In the southern district of Qoryoley, Saleban Haji Abdi has been arrested and charged with stabbing 22-year-old Fus Mahfud Mohamed to death. He is alleged to have attacked his wife of seven years, who was pregnant with her fourth child, on 3 February.

Mohamed’s father, Mahfud Mohamed Haji, said disputes between the couple had been previously dealt with by their families through Somali customary law known as xeer.

“I consistently provided mediation using our traditional system,” said Haji. “But the arguments didn’t stop and eventually I distanced myself from them.”

He was unable to get to his daughter’s funeral because of the recent floods which had destroyed the roads.

Police claimed the time and location of the murder had been meticulously planned by the killer, who cut Mohamed’s body into pieces.

The third woman to die has not been named, but police allege a woman was shot by her husband in Lower Shabelle, southern Somalia.

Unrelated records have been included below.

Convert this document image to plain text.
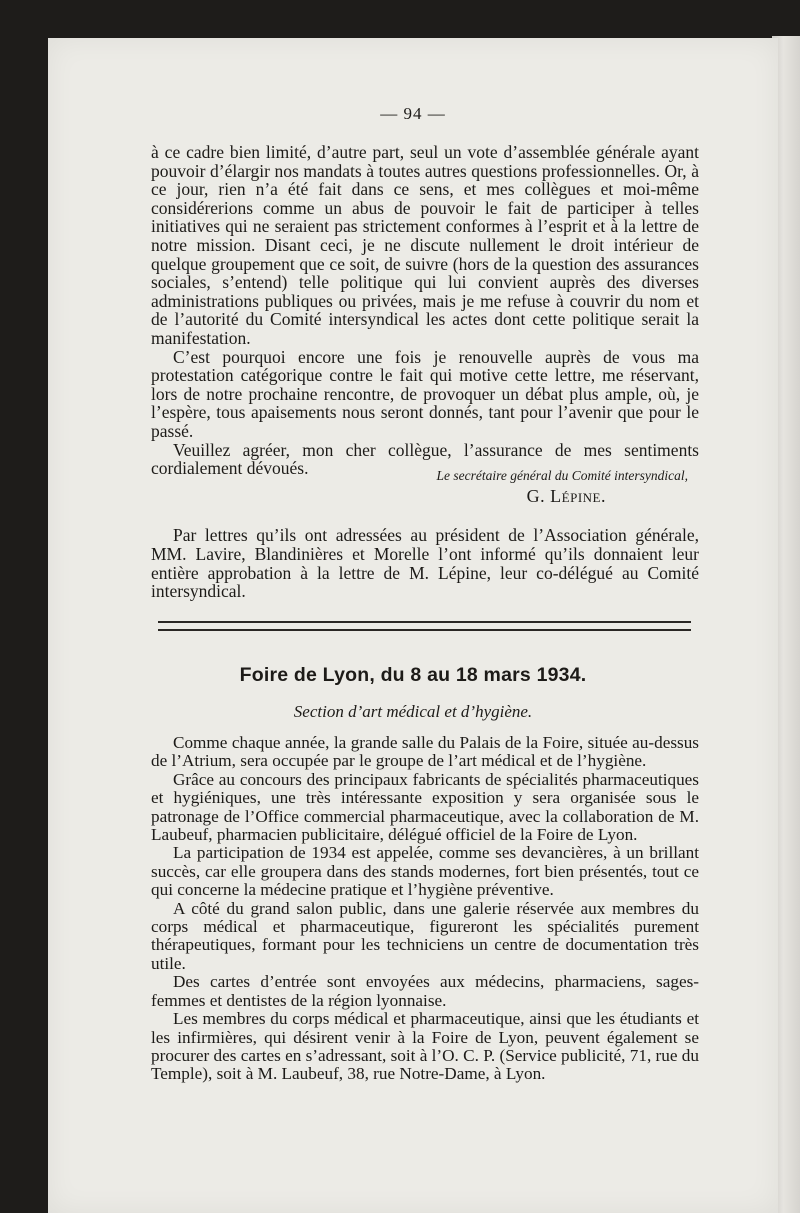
— 94 —
à ce cadre bien limité, d’autre part, seul un vote d’assemblée générale ayant pouvoir d’élargir nos mandats à toutes autres questions professionnelles. Or, à ce jour, rien n’a été fait dans ce sens, et mes collègues et moi-même considérerions comme un abus de pouvoir le fait de participer à telles initiatives qui ne seraient pas strictement conformes à l’esprit et à la lettre de notre mission. Disant ceci, je ne discute nullement le droit intérieur de quelque groupement que ce soit, de suivre (hors de la question des assurances sociales, s’entend) telle politique qui lui convient auprès des diverses administrations publiques ou privées, mais je me refuse à couvrir du nom et de l’autorité du Comité intersyndical les actes dont cette politique serait la manifestation.
C’est pourquoi encore une fois je renouvelle auprès de vous ma protestation catégorique contre le fait qui motive cette lettre, me réservant, lors de notre prochaine rencontre, de provoquer un débat plus ample, où, je l’espère, tous apaisements nous seront donnés, tant pour l’avenir que pour le passé.
Veuillez agréer, mon cher collègue, l’assurance de mes sentiments cordialement dévoués.	Le secrétaire général du Comité intersyndical,
G. Lépine.
Par lettres qu’ils ont adressées au président de l’Association générale, MM. Lavire, Blandinières et Morelle l’ont informé qu’ils donnaient leur entière approbation à la lettre de M. Lépine, leur co-délégué au Comité intersyndical.
Foire de Lyon, du 8 au 18 mars 1934.
Section d’art médical et d’hygiène.

Comme chaque année, la grande salle du Palais de la Foire, située au-dessus de l’Atrium, sera occupée par le groupe de l’art médical et de l’hygiène.

Grâce au concours des principaux fabricants de spécialités pharmaceutiques et hygiéniques, une très intéressante exposition y sera organisée sous le patronage de l’Office commercial pharmaceutique, avec la collaboration de M. Laubeuf, pharmacien publicitaire, délégué officiel de la Foire de Lyon.

La participation de 1934 est appelée, comme ses devancières, à un brillant succès, car elle groupera dans des stands modernes, fort bien présentés, tout ce qui concerne la médecine pratique et l’hygiène préventive.

A côté du grand salon public, dans une galerie réservée aux membres du corps médical et pharmaceutique, figureront les spécialités purement thérapeutiques, formant pour les techniciens un centre de documentation très utile.

Des cartes d’entrée sont envoyées aux médecins, pharmaciens, sages-femmes et dentistes de la région lyonnaise.

Les membres du corps médical et pharmaceutique, ainsi que les étudiants et les infirmières, qui désirent venir à la Foire de Lyon, peuvent également se procurer des cartes en s’adressant, soit à l’O. C. P. (Service publicité, 71, rue du Temple), soit à M. Laubeuf, 38, rue Notre-Dame, à Lyon.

On 4 February, another man was arrested in the town of Afgoye, near Mogadishu, outside his family home in possession of gasoline and matches. Police said neighbours intervened in what appeared to be an attempt to set his wife and children on fire.

The chair of the Somali Women Development Centre, Maryam Taqal Huseina, said protests would continue until there was justice for the three women.

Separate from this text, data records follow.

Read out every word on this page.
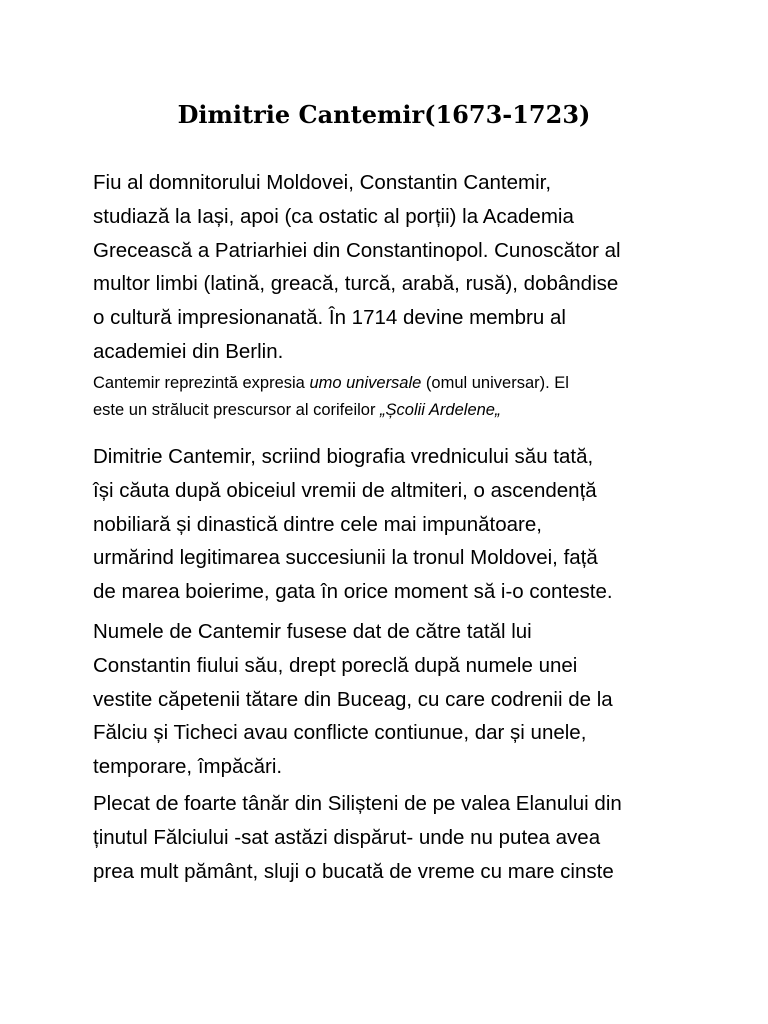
Dimitrie Cantemir(1673-1723)

Fiu al domnitorului Moldovei, Constantin Cantemir,
studiază la Iași, apoi (ca ostatic al porții) la Academia
Grecească a Patriarhiei din Constantinopol. Cunoscător al
multor limbi (latină, greacă, turcă, arabă, rusă), dobândise
o cultură impresionanată. În 1714 devine membru al
academiei din Berlin.

Cantemir reprezintă expresia umo universale (omul universar). El
este un strălucit prescursor al corifeilor „Școlii Ardelene„

Dimitrie Cantemir, scriind biografia vrednicului său tată,
își căuta după obiceiul vremii de altmiteri, o ascendență
nobiliară și dinastică dintre cele mai impunătoare,
urmărind legitimarea succesiunii la tronul Moldovei, față
de marea boierime, gata în orice moment să i-o conteste.

Numele de Cantemir fusese dat de către tatăl lui
Constantin fiului său, drept poreclă după numele unei
vestite căpetenii tătare din Buceag, cu care codrenii de la
Fălciu și Ticheci avau conflicte contiunue, dar și unele,
temporare, împăcări.

Plecat de foarte tânăr din Silișteni de pe valea Elanului din
ținutul Fălciului -sat astăzi dispărut- unde nu putea avea
prea mult pământ, sluji o bucată de vreme cu mare cinste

“Women are expected to be silent in Somalia,” she said, adding that she thought these women were murdered in order to shut them up. “We are going to continue to make noise until there is change,” she said.

Huseina said many people, especially men, either supported or accepted domestic violence and other forms of abuse against women as part of everyday life.

“With the advent of social media, new forms of abuse are on the increase including girls being blackmailed after being drugged and filmed while they are being raped, sometimes by more than one person. Some of these videos are sold on social media platforms.”

The governor of Mogadishu’s Benadir district, Yusuf Husain Jimale, has promised that Jazira’s children will receive financial support but there are concerns the authorities are not doing enough.

There is no specific law in Somalia against domestic violence.

In 2018, a comprehensive UN-backed sexual offences bill was introduced but it has not yet been passed by parliament. In 2020 a new sexual intercourse related crimes bill was proposed, which relaxed current age restrictions to allow for marriage at puberty and legalise forced marriage as long as there is family consent.